Autre raison évoquée : "les bénéfices que retirent les travailleurs de la formation apparaissent relativement limités en termes de progression de carrière et de revenus". Ceux-ci seraient, d'après le CSE, principalement liés à la possibilité d'utiliser les compétences nouvellement acquises sur leur lieu de travail. Cela semble pourtant être moins fréquemment le cas en Belgique puisque 77 % des travailleurs disent utiliser les compétences acquises dans leur milieu professionnel, soit un pourcentage qui place la Belgique en avant-dernière place au niveau européen.

La Belgique peut encore s'améliorer

Pour Steven Vanackere, la Belgique doit intensifier ses efforts car les besoins en compétences ne sont pas suffisamment satisfaits, ce qui freine les possibilités de croissance de l'économie. Le vice-gouverneur de la BNB a illustré ses propos avec la situation dans le secteur des TIC (technologies de l'information et de la communication) où la Belgique est le pays européen qui a compté, proportionnellement et en 2020, le plus d'entreprises ayant eu des postes vacants difficiles à pourvoir.

En revanche, sur une note plus positive, le Conseil constate que la très grande majorité (84 %) des entreprises contribue à la formation de ses travailleurs, "c'est davantage que la moyenne de l'UE et pas loin des meilleurs". Si certains secteurs sont en retrait (horeca, commerce de détail, ...), d'autres sont à la pointe (services financiers, transport et logistique, ...). En moyenne, au plus une firme est grande, au plus la formation proposée aux employés est intense. Le CSE montre également que les investissements en formation ont un impact positif sur la productivité et sur les salaires alors que l'effet sur la productivité prévaut.

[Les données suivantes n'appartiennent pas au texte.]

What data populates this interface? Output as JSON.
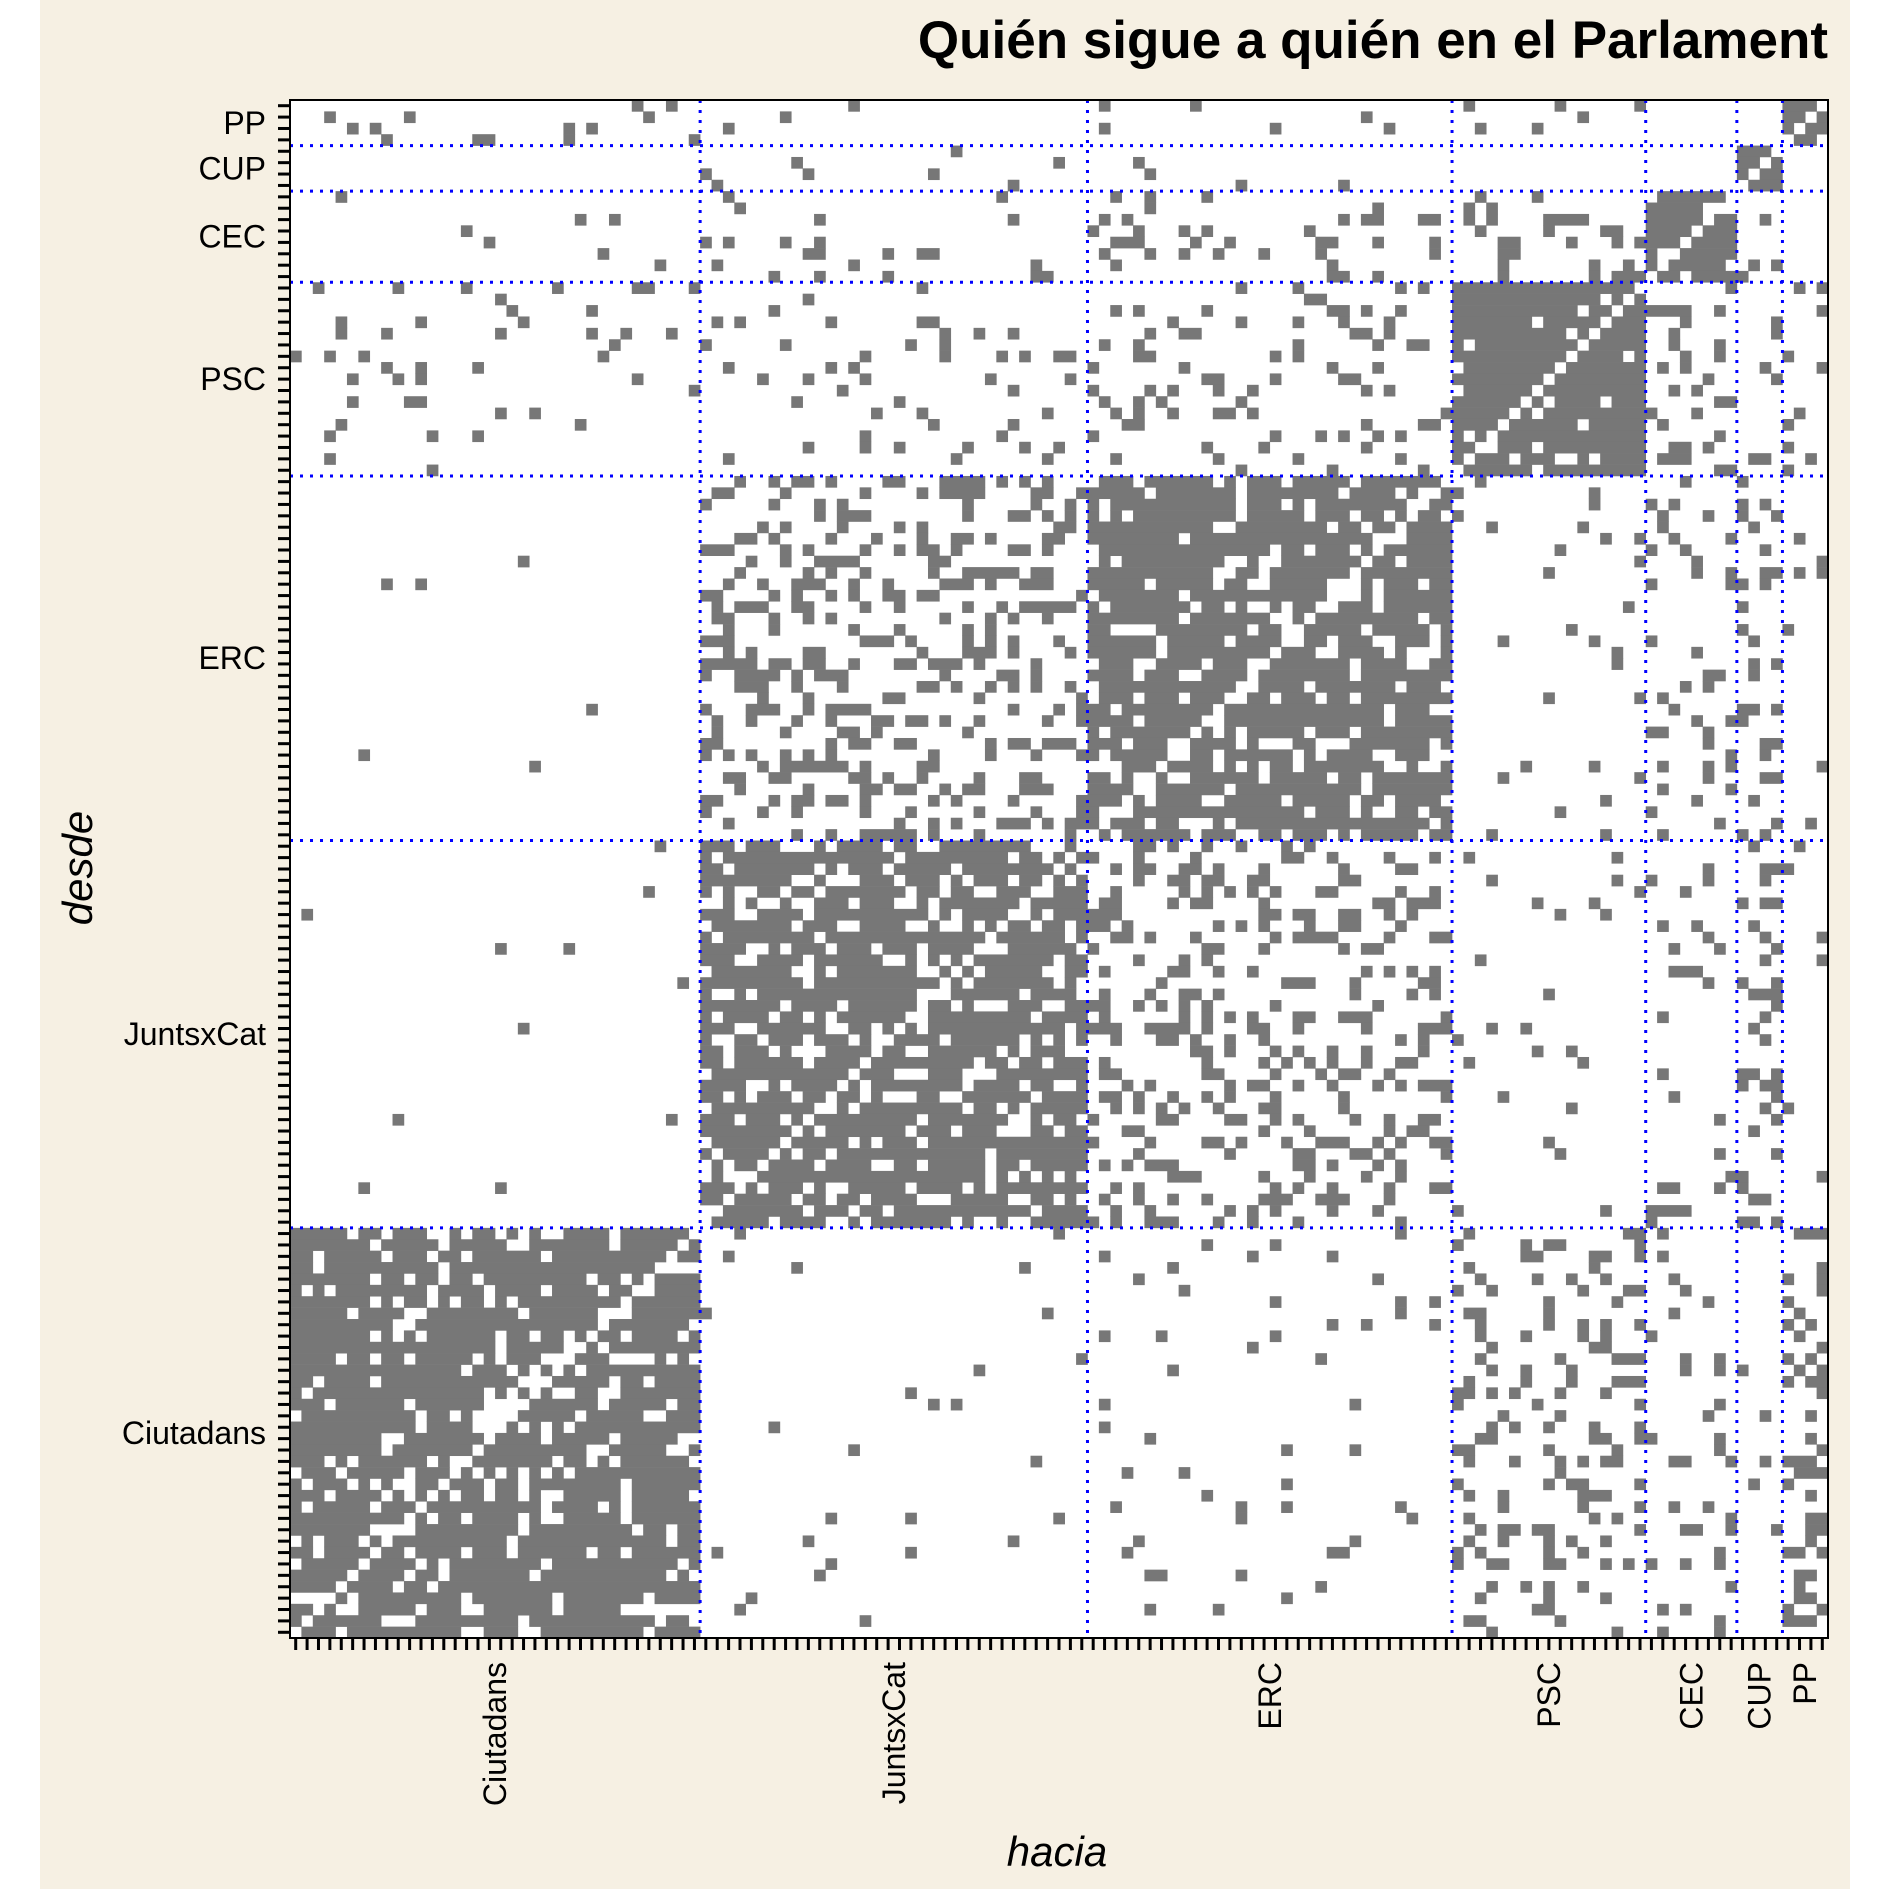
{
  "chart_data": {
    "type": "heatmap",
    "title": "Quién sigue a quién en el Parlament",
    "xlabel": "hacia",
    "ylabel": "desde",
    "groups_x": [
      "Ciutadans",
      "JuntsxCat",
      "ERC",
      "PSC",
      "CEC",
      "CUP",
      "PP"
    ],
    "groups_y_top_to_bottom": [
      "PP",
      "CUP",
      "CEC",
      "PSC",
      "ERC",
      "JuntsxCat",
      "Ciutadans"
    ],
    "group_sizes": {
      "Ciutadans": 36,
      "JuntsxCat": 34,
      "ERC": 32,
      "PSC": 17,
      "CEC": 8,
      "CUP": 4,
      "PP": 4
    },
    "total_members": 135,
    "diagonal_excluded": true,
    "block_density": {
      "Ciutadans": {
        "Ciutadans": 0.83,
        "JuntsxCat": 0.02,
        "ERC": 0.05,
        "PSC": 0.22,
        "CEC": 0.12,
        "CUP": 0.04,
        "PP": 0.35
      },
      "JuntsxCat": {
        "Ciutadans": 0.01,
        "JuntsxCat": 0.78,
        "ERC": 0.28,
        "PSC": 0.04,
        "CEC": 0.1,
        "CUP": 0.3,
        "PP": 0.04
      },
      "ERC": {
        "Ciutadans": 0.01,
        "JuntsxCat": 0.32,
        "ERC": 0.8,
        "PSC": 0.06,
        "CEC": 0.18,
        "CUP": 0.28,
        "PP": 0.04
      },
      "PSC": {
        "Ciutadans": 0.08,
        "JuntsxCat": 0.08,
        "ERC": 0.15,
        "PSC": 0.92,
        "CEC": 0.28,
        "CUP": 0.1,
        "PP": 0.2
      },
      "CEC": {
        "Ciutadans": 0.03,
        "JuntsxCat": 0.06,
        "ERC": 0.14,
        "PSC": 0.22,
        "CEC": 0.94,
        "CUP": 0.06,
        "PP": 0.06
      },
      "CUP": {
        "Ciutadans": 0.0,
        "JuntsxCat": 0.06,
        "ERC": 0.03,
        "PSC": 0.0,
        "CEC": 0.0,
        "CUP": 0.92,
        "PP": 0.0
      },
      "PP": {
        "Ciutadans": 0.07,
        "JuntsxCat": 0.04,
        "ERC": 0.1,
        "PSC": 0.1,
        "CEC": 0.05,
        "CUP": 0.0,
        "PP": 0.92
      }
    },
    "colors": {
      "background": "#f6f0e3",
      "panel": "#ffffff",
      "cell": "#777777",
      "separator": "#0000ff",
      "axis": "#000000"
    },
    "grid": false,
    "legend": "none"
  }
}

En outre, les travailleurs mieux formés sont aussi plus productifs et plus employables, ce qui réduit leur risque de chômage (en tout cas de durée de chômage) et d'inactivité, indique le rapport. Un ciblage spécifique sur certains groupes sous-représentés est d'autant plus pertinent pour le CSE que ce sont aussi ceux dont l'employabilité est la plus à risque.

Relever le taux d'emploi

La Belgique entend par ailleurs prendre sa part dans la réalisation de l'objectif de l'UE pour qu'en 2030, 6 européens sur 10, âgés de 25 à 64 ans, bénéficient d'une formation continue, souligne le CSE. "Ce sera une contribution essentielle au relèvement à 80 % du taux d'emploi auquel s'est engagé le gouvernement".

Enfin, le Conseil a également formulé quatre recommandations principales : améliorer la coordination et rationaliser le système de formation continue ; mieux aligner l'offre de formation sur les besoins du marché du travail; encourager la participation, en particulier pour les groupes sous-représentés et enfin renforcer l'outil statistique pour évaluer la politique de formation.

Pour Steven Vanackere, "tout le monde doit se conscientiser pour améliorer la situation" (formateurs, employeurs, employés, pouvoirs publics, etc.) concernant la formation continue. "On doit être plus positif sur les plaisirs d'apprendre", a-t-il conclu.